Because these rebs were bush men, the Mad Dog went to ground. He knew they knew the hound was launching an all-out direct attack, and sure enough, the lead pursuer was aiming his AK-47 to trigger a burst along the dog's trajectory. Stumbling aside in his awkward snowshoes, the sergeant dove behind a frozen waterfall cascading over the bluff. The ice exploded into spears hurled in all directions, chunks tumbling from the machine-gunned falls to smash around him like fumbled crystal. The Mad Dog almost impaled himself on a stick jutting from the ice rink under the chute when his body armor deflected it past his throat. Prone, he sighted the lead pursuer along the barrel of his AR-15.
"Bravo Three, drive 'em back with grenades.

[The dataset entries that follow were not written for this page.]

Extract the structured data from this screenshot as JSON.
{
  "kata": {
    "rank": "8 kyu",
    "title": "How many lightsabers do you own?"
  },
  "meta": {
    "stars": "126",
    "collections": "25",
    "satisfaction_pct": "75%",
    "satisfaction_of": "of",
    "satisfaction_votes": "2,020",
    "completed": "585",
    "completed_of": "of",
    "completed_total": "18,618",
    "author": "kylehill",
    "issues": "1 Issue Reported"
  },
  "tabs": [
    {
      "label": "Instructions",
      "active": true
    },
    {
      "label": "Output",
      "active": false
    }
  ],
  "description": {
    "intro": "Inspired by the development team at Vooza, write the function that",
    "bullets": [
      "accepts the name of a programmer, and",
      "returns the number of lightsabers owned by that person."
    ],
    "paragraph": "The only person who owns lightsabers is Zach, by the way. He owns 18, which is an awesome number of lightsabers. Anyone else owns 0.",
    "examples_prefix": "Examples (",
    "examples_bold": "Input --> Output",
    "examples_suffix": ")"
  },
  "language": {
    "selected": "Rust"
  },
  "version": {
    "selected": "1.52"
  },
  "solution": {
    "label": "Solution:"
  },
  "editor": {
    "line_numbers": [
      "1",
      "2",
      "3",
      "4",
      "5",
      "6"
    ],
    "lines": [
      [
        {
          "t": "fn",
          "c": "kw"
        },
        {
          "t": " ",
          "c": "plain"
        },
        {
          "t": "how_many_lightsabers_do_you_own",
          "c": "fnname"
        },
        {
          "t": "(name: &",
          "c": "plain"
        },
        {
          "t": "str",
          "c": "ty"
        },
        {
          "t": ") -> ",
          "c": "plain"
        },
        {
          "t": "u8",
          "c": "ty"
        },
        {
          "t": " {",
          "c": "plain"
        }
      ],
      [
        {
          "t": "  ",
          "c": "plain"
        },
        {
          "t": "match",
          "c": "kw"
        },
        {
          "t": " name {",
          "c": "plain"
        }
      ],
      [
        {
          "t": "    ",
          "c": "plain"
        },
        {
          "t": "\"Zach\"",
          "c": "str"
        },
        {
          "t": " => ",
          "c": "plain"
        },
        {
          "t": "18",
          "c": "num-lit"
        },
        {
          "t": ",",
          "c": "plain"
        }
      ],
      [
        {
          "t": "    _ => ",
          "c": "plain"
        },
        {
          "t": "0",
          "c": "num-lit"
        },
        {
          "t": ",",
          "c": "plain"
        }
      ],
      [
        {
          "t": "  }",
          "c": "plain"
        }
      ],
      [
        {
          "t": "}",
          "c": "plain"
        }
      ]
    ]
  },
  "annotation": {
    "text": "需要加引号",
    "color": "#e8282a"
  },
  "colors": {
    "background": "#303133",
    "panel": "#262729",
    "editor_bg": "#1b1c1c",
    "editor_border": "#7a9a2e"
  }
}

Alpha Two, hold fire."
"Don't look," the earplug warned as the cop up on the bluff lobbed the first percussion bomb in front of the natives below, the blinding burst and blaring blast of the Flash Bang taking them by surprise, a concussion akin to being bombarded in the trenches of World War I. Using his hand as a shield, the sergeant glanced down at the rink beneath his face to protect his eyes, the glare of this explosion too bright for the light-compensation ability of the gen-3 goggles he wore, and found himself face to flesh with a horror under the ice.
The stick wasn't a stick.
It was a jutting arrow.
"Fire two ... Fire three," warned the cop above lust before Bwammm! ... then Bwammm! blew two more Flash Bangs closer to the rebels. Like flashbulbs, the sear of each bomb exposed the naked white corpse frozen supine under the ice.
"They're on the run. All but one. Watch out, Bravo Three!"
"He's mine," said the Mad Dog. "Don't shoot, Alpha Two."
Blinded by the fight and targets in its glare, and obviously under attack by better armed forces, four of the five were scrambling away toward the bunker as the fifth swung his automatic up to machine-gun the edge of the bluff. Son of a Yukon trapper raised in the woods, the Mad Dog could take the eye out of a squirrel with a .22 at one hundred feet before he was six. The left sleeve cuff of the Red Serge tunic at home in his closet displayed badges for distinguished marksmanship: a crown cresting crossed revolvers over a crown cresting crossed rifles. A man of repressed violence, the Mad Dog lived to kill: hunting grizzly bears at Kakwa River, wolf packs near Tweedsmuir Park, elk on Pink Mountain, and punks with the ERT.
But not tonight.
Unless he must.
Orders from above.
This reb crouching in profile made it an easy shot to hit the AK-47, breaking his wrist as the gun snapped back and discharged its rat-a-tat-tat over the heads of the fleeing four. Undaunted by pain and fueled by rage, the militant switched the gun to his uninjured hand and whirled in the sergeant's direction.
"Sic 'im!" ordered the Mad Dog as bullets began to spit.
The brindled snout of a German shepherd poked over the ledge above, then, fixed on his quarry, the dog was in the air, a powerful leap from one hundred pounds of purebred muscle and bone that jumped the gunman and pummeled him to the snow. No one trains better attack dogs than the Mounted Police, a Mountie and his dog the stereotype of the Force, Wolf graduating first in his pack at the Dog Training Center at Innisfail, Alberta, so by the time a shouted command unlocked fangs from a savaged arm, the gunman who stumbled away in retreat was tattered, torn, and disarmed.
"Alpha Two, Bravo Three, cover me," said the sergeant.
The ice beneath the rigid falls was protected from snowfall by the overhang. Having unscrewed the Startron lens, the Mad Dog wedged the camera into a bullet cleft in the frozen chute so the aperture pointed down. Using time exposure, he fanned a flashlight back and forth to paint the rink with light to photograph the naked body buried in the ice.
The arrow jutting from his chest angled out of his heart.
Both bare feet were cut as if from running for his life through the bush.
Handcuffs locked his wrists together in front.
Now healed over, his right ring finger was missing a phalange.
Severed above the Adam's apple, the naked man was missing his head.